The company also issued an apology and posted the statement on its Weibo account Tuesday.
"We value all our customers who deliver more than 15 million packages per day," says the statement, according to an online translator. "We apologize for the mistransportation of a small number of Huawei shipments. We confirm that there are no external parties that require FedEx to ship these shipments. The shipment is being returned to the shipper. This event does not mean that our more than 450,000 employees worldwide are [not] committed to providing our customers with the high quality transportation services they expect every day."
Huawei is one of China's largest tech companies and the world's second-largest cellphone maker after the Korea-based Samsung. While the US government has recently tried to stymie Huawei's penetration of the US phone and high speed internet markets by citing security concerns with Huawei's devices, the company held onto its number two spot in the first quarter of 2019, according to a Tuesday report by research and advisory firm Gartner.
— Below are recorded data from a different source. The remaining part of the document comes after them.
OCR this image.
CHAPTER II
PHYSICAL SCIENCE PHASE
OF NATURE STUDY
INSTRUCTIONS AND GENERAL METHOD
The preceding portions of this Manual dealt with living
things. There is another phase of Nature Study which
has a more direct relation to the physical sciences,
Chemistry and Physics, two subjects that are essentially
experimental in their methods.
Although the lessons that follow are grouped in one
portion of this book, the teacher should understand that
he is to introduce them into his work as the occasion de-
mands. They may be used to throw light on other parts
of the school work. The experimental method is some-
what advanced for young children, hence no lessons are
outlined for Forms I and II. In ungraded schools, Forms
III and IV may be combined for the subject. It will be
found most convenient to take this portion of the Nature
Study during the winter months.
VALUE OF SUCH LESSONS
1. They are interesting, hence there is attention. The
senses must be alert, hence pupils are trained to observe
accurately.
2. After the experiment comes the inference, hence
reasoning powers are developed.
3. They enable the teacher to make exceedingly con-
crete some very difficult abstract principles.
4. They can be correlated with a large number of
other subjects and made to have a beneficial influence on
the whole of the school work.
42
Huawei sold 58.4 million smartphones in the first three months of 2019, with its share of its two largest markets — Greater China and Europe — expanding.
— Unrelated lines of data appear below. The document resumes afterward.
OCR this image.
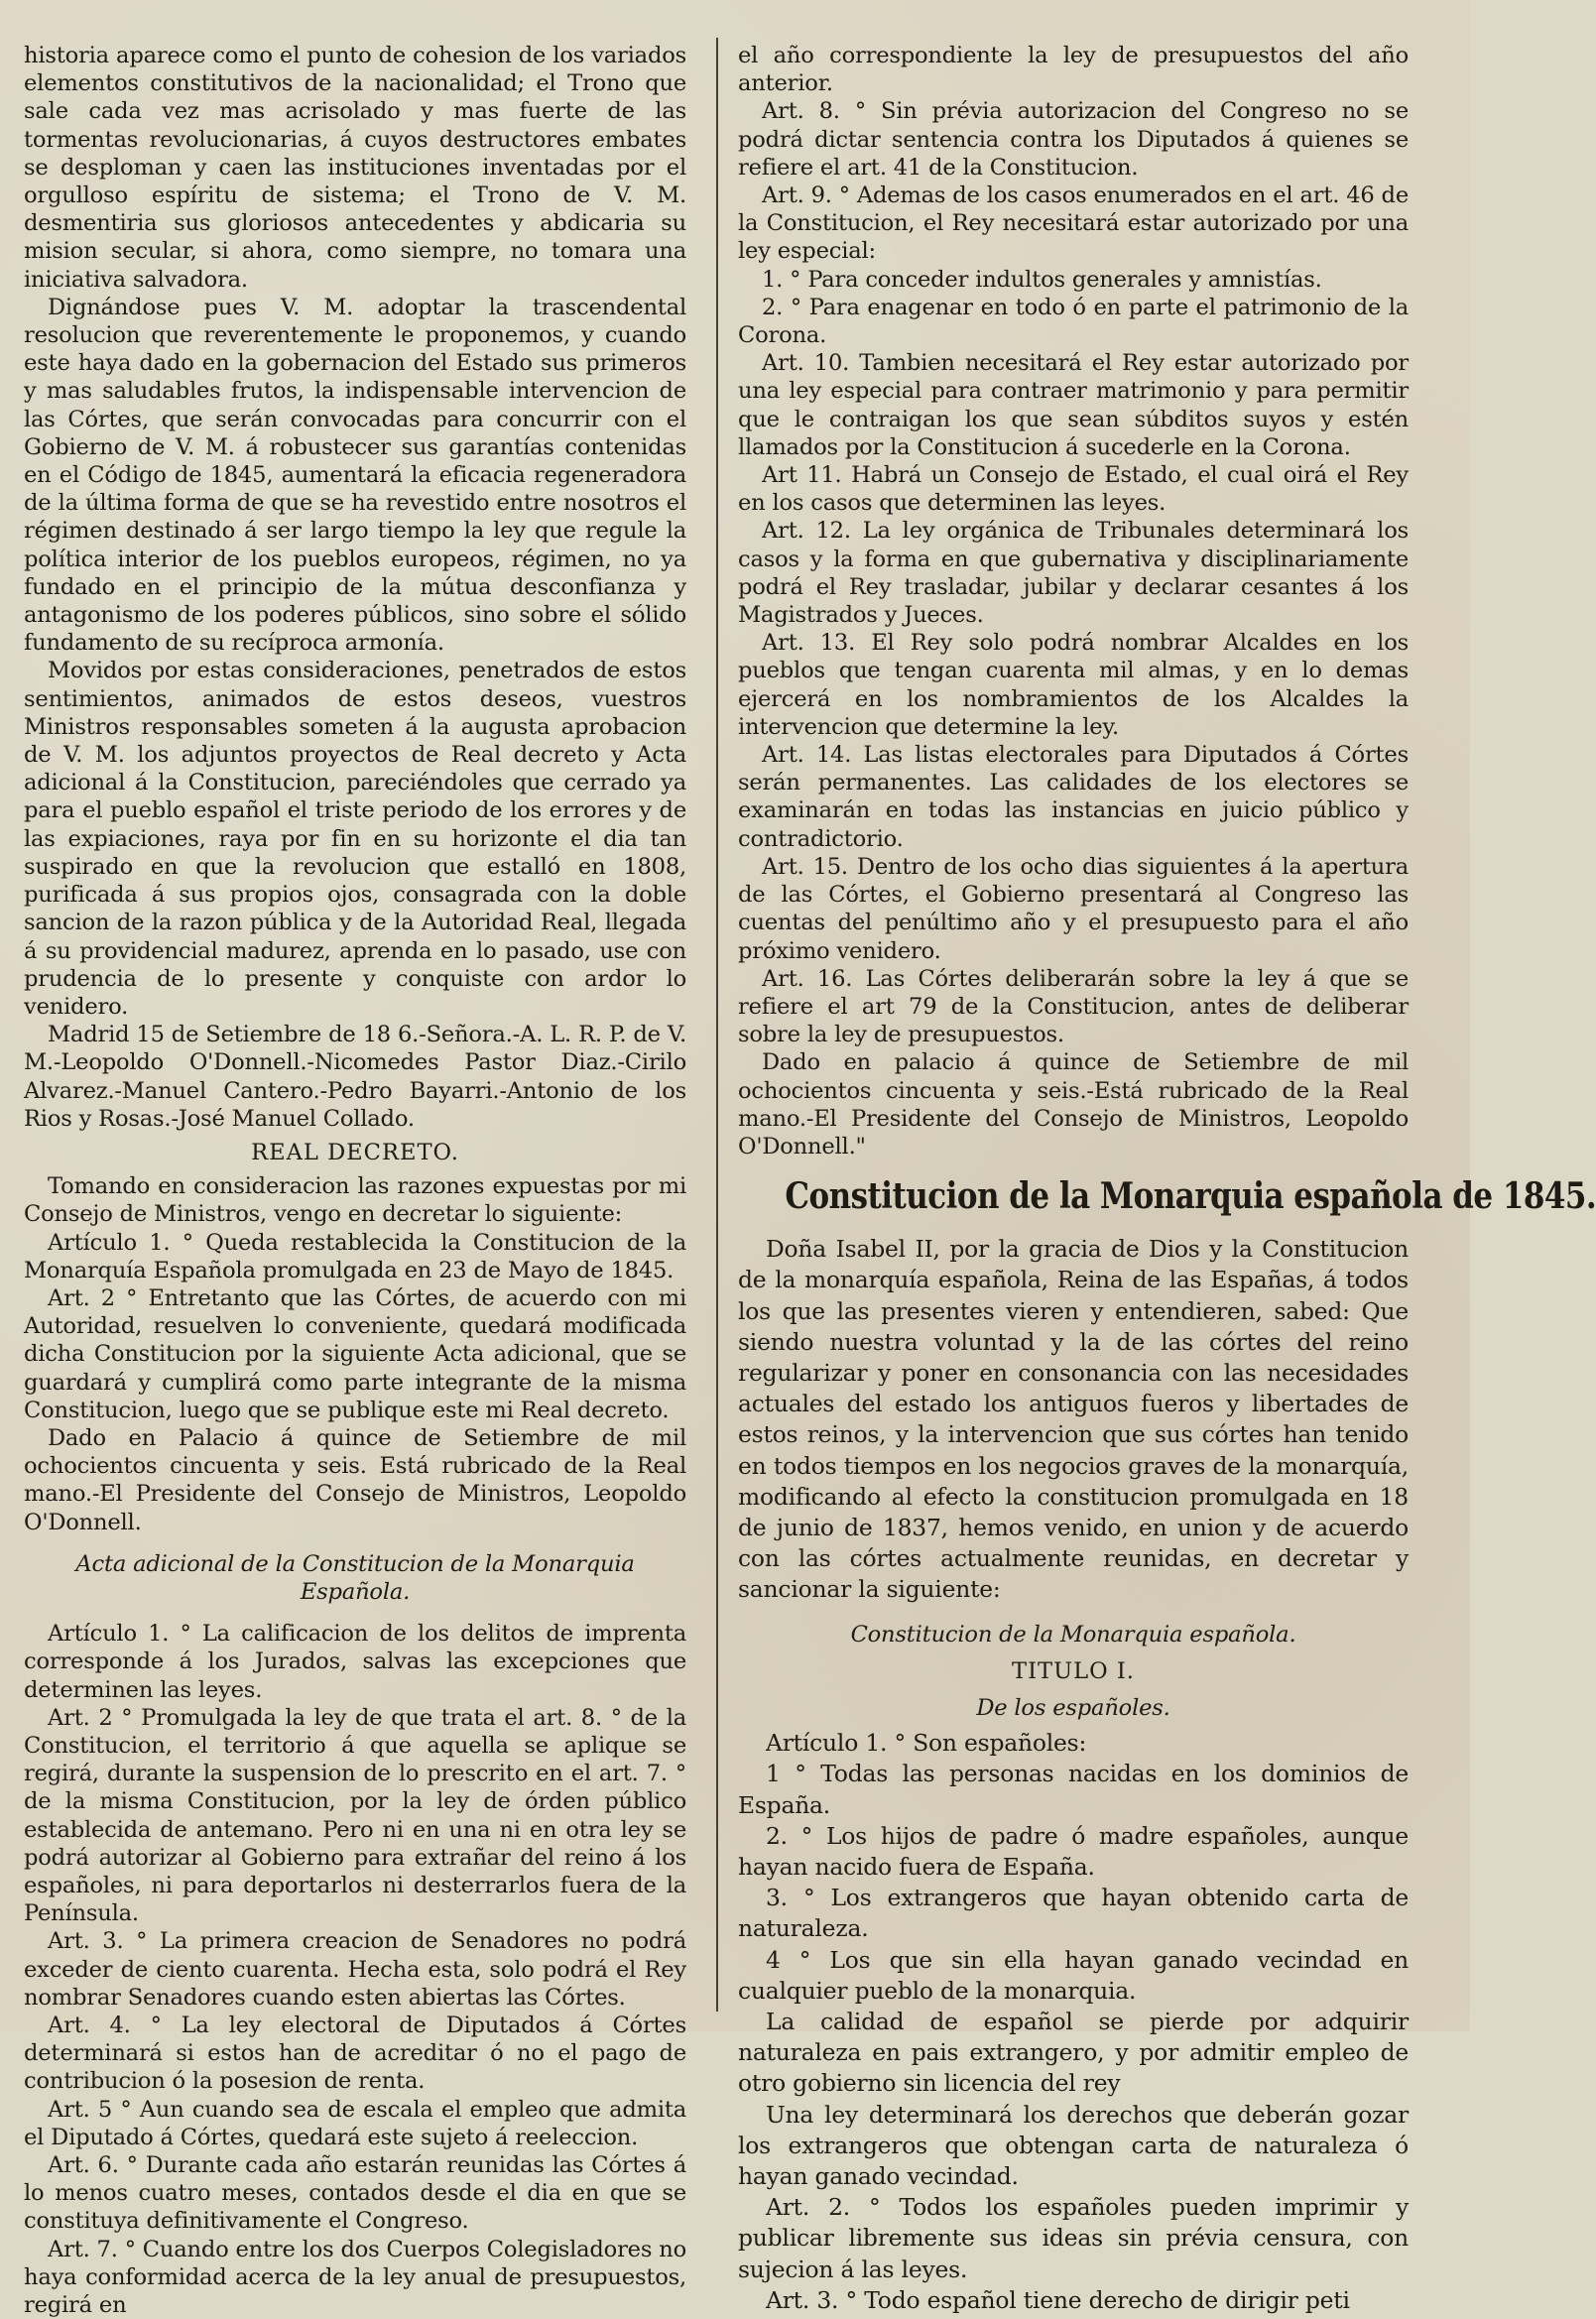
historia aparece como el punto de cohesion de los variados elementos constitutivos de la nacionalidad; el Trono que sale cada vez mas acrisolado y mas fuerte de las tormentas revolucionarias, á cuyos destructores embates se desploman y caen las instituciones inventadas por el orgulloso espíritu de sistema; el Trono de V. M. desmentiria sus gloriosos antecedentes y abdicaria su mision secular, si ahora, como siempre, no tomara una iniciativa salvadora.

Dignándose pues V. M. adoptar la trascendental resolucion que reverentemente le proponemos, y cuando este haya dado en la gobernacion del Estado sus primeros y mas saludables frutos, la indispensable intervencion de las Córtes, que serán convocadas para concurrir con el Gobierno de V. M. á robustecer sus garantías contenidas en el Código de 1845, aumentará la eficacia regeneradora de la última forma de que se ha revestido entre nosotros el régimen destinado á ser largo tiempo la ley que regule la política interior de los pueblos europeos, régimen, no ya fundado en el principio de la mútua desconfianza y antagonismo de los poderes públicos, sino sobre el sólido fundamento de su recíproca armonía.

Movidos por estas consideraciones, penetrados de estos sentimientos, animados de estos deseos, vuestros Ministros responsables someten á la augusta aprobacion de V. M. los adjuntos proyectos de Real decreto y Acta adicional á la Constitucion, pareciéndoles que cerrado ya para el pueblo español el triste periodo de los errores y de las expiaciones, raya por fin en su horizonte el dia tan suspirado en que la revolucion que estalló en 1808, purificada á sus propios ojos, consagrada con la doble sancion de la razon pública y de la Autoridad Real, llegada á su providencial madurez, aprenda en lo pasado, use con prudencia de lo presente y conquiste con ardor lo venidero.

Madrid 15 de Setiembre de 18 6.-Señora.-A. L. R. P. de V. M.-Leopoldo O'Donnell.-Nicomedes Pastor Diaz.-Cirilo Alvarez.-Manuel Cantero.-Pedro Bayarri.-Antonio de los Rios y Rosas.-José Manuel Collado.

REAL DECRETO.

Tomando en consideracion las razones expuestas por mi Consejo de Ministros, vengo en decretar lo siguiente:

Artículo 1. ° Queda restablecida la Constitucion de la Monarquía Española promulgada en 23 de Mayo de 1845.

Art. 2 ° Entretanto que las Córtes, de acuerdo con mi Autoridad, resuelven lo conveniente, quedará modificada dicha Constitucion por la siguiente Acta adicional, que se guardará y cumplirá como parte integrante de la misma Constitucion, luego que se publique este mi Real decreto.

Dado en Palacio á quince de Setiembre de mil ochocientos cincuenta y seis. Está rubricado de la Real mano.-El Presidente del Consejo de Ministros, Leopoldo O'Donnell.

Acta adicional de la Constitucion de la Monarquia Española.

Artículo 1. ° La calificacion de los delitos de imprenta corresponde á los Jurados, salvas las excepciones que determinen las leyes.

Art. 2 ° Promulgada la ley de que trata el art. 8. ° de la Constitucion, el territorio á que aquella se aplique se regirá, durante la suspension de lo prescrito en el art. 7. ° de la misma Constitucion, por la ley de órden público establecida de antemano. Pero ni en una ni en otra ley se podrá autorizar al Gobierno para extrañar del reino á los españoles, ni para deportarlos ni desterrarlos fuera de la Península.

Art. 3. ° La primera creacion de Senadores no podrá exceder de ciento cuarenta. Hecha esta, solo podrá el Rey nombrar Senadores cuando esten abiertas las Córtes.

Art. 4. ° La ley electoral de Diputados á Córtes determinará si estos han de acreditar ó no el pago de contribucion ó la posesion de renta.

Art. 5 ° Aun cuando sea de escala el empleo que admita el Diputado á Córtes, quedará este sujeto á reeleccion.

Art. 6. ° Durante cada año estarán reunidas las Córtes á lo menos cuatro meses, contados desde el dia en que se constituya definitivamente el Congreso.

Art. 7. ° Cuando entre los dos Cuerpos Colegisladores no haya conformidad acerca de la ley anual de presupuestos, regirá en

el año correspondiente la ley de presupuestos del año anterior.

Art. 8. ° Sin prévia autorizacion del Congreso no se podrá dictar sentencia contra los Diputados á quienes se refiere el art. 41 de la Constitucion.

Art. 9. ° Ademas de los casos enumerados en el art. 46 de la Constitucion, el Rey necesitará estar autorizado por una ley especial:

1. ° Para conceder indultos generales y amnistías.

2. ° Para enagenar en todo ó en parte el patrimonio de la Corona.

Art. 10. Tambien necesitará el Rey estar autorizado por una ley especial para contraer matrimonio y para permitir que le contraigan los que sean súbditos suyos y estén llamados por la Constitucion á sucederle en la Corona.

Art 11. Habrá un Consejo de Estado, el cual oirá el Rey en los casos que determinen las leyes.

Art. 12. La ley orgánica de Tribunales determinará los casos y la forma en que gubernativa y disciplinariamente podrá el Rey trasladar, jubilar y declarar cesantes á los Magistrados y Jueces.

Art. 13. El Rey solo podrá nombrar Alcaldes en los pueblos que tengan cuarenta mil almas, y en lo demas ejercerá en los nombramientos de los Alcaldes la intervencion que determine la ley.

Art. 14. Las listas electorales para Diputados á Córtes serán permanentes. Las calidades de los electores se examinarán en todas las instancias en juicio público y contradictorio.

Art. 15. Dentro de los ocho dias siguientes á la apertura de las Córtes, el Gobierno presentará al Congreso las cuentas del penúltimo año y el presupuesto para el año próximo venidero.

Art. 16. Las Córtes deliberarán sobre la ley á que se refiere el art 79 de la Constitucion, antes de deliberar sobre la ley de presupuestos.

Dado en palacio á quince de Setiembre de mil ochocientos cincuenta y seis.-Está rubricado de la Real mano.-El Presidente del Consejo de Ministros, Leopoldo O'Donnell."

Constitucion de la Monarquia española de 1845.

Doña Isabel II, por la gracia de Dios y la Constitucion de la monarquía española, Reina de las Españas, á todos los que las presentes vieren y entendieren, sabed: Que siendo nuestra voluntad y la de las córtes del reino regularizar y poner en consonancia con las necesidades actuales del estado los antiguos fueros y libertades de estos reinos, y la intervencion que sus córtes han tenido en todos tiempos en los negocios graves de la monarquía, modificando al efecto la constitucion promulgada en 18 de junio de 1837, hemos venido, en union y de acuerdo con las córtes actualmente reunidas, en decretar y sancionar la siguiente:

Constitucion de la Monarquia española.
TITULO I.
De los españoles.

Artículo 1. ° Son españoles:

1 ° Todas las personas nacidas en los dominios de España.

2. ° Los hijos de padre ó madre españoles, aunque hayan nacido fuera de España.

3. ° Los extrangeros que hayan obtenido carta de naturaleza.

4 ° Los que sin ella hayan ganado vecindad en cualquier pueblo de la monarquia.

La calidad de español se pierde por adquirir naturaleza en pais extrangero, y por admitir empleo de otro gobierno sin licencia del rey

Una ley determinará los derechos que deberán gozar los extrangeros que obtengan carta de naturaleza ó hayan ganado vecindad.

Art. 2. ° Todos los españoles pueden imprimir y publicar libremente sus ideas sin prévia censura, con sujecion á las leyes.

Art. 3. ° Todo español tiene derecho de dirigir peti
By comparison, FedEx shares are down 28.6% in the last six months, according to Yahoo Finance, with global shipping showing only half the growth expected in the first quarter, Business Insider reported Friday. The publication attributed the slump to the US-China trade war, which has seen both countries steadily escalate trade penalties against imports from the other.
In March, CEO Fred Smith told investors the company was paring back earnings projections for the year, noting that "no markets will be able to absorb more than a fraction of what China produces." No doubt the debacle with Huawei will only push Chinese manufacturers away from using the company's services.
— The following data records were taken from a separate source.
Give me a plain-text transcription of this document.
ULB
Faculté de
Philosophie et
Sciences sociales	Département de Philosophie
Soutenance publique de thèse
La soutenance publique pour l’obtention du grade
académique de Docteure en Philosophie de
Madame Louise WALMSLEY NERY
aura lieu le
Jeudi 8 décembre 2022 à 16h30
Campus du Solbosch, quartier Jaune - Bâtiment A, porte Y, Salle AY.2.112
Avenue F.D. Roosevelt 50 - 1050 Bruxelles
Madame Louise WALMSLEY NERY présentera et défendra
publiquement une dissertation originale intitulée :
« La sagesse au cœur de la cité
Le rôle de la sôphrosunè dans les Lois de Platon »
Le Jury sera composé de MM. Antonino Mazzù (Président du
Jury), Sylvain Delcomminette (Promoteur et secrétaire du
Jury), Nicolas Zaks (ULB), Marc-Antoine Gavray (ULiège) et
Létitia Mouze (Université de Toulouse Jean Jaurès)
Shen Yi, Fudan University Cyberspace Governance Research Institute chief Shen Yi told the Global Times that "the incident has left the Chinese public and firms with no choice but to suspect that FedEx is connected with US intelligence agencies."
Likewise, Shao Zhonglin, former assistant secretary-general of the China Express Association, warned that FedEx's lack of transparency about what happened with Huawei's packages would only have a negative impact on the shipper's reputation in Asian countries.
The Chinese daily The Global Times, a hard-punching subsidiary of the Communist Party-run People's Daily group, opened a full broadside against FedEx on Tuesday, running three articles blasting the shipping company in no uncertain terms.
"FedEx's service is so shockingly bad that four parcels sent by one company from two different countries have been misrouted within a couple of days," the paper wrote. "Such an error rate could be fatal for a package delivery company."
The paper noted how differently the situation would be read if the roles of the companies were reversed.
"How would the US media react if the incident happened between a US high-tech company and a Chinese package delivery company? Not only the US media but also senators and even high-level officials would accuse the Chinese government of manipulating behind the curtain," the Global Times wrote. "Now the US media tolerates way too much of its country's irrational and illogical moves and even argues for their rationality."
The paper noted the information war waged by US media against Huawei hasn't been duplicated with FedEx's gross violations, citing a Saturday article in the Wall Street Journal that blasted the tech company's history as "littered with accusations of theft and dubious ethics," which it bases on "one-sided examples without basic objectivity."
Indeed, as of Tuesday afternoon, no major US paper has run a story on the FedEx blunder, not even Tennessee papers like the Tennessean, Knoxville News Sentinel or Commercial Appeal, based where the shipping giant's headquarters are located and two of the packages were sent. The UK-based Reuters, however, has two stories on the mishap.
Huawei still hasn't received the packages sent to Tennessee.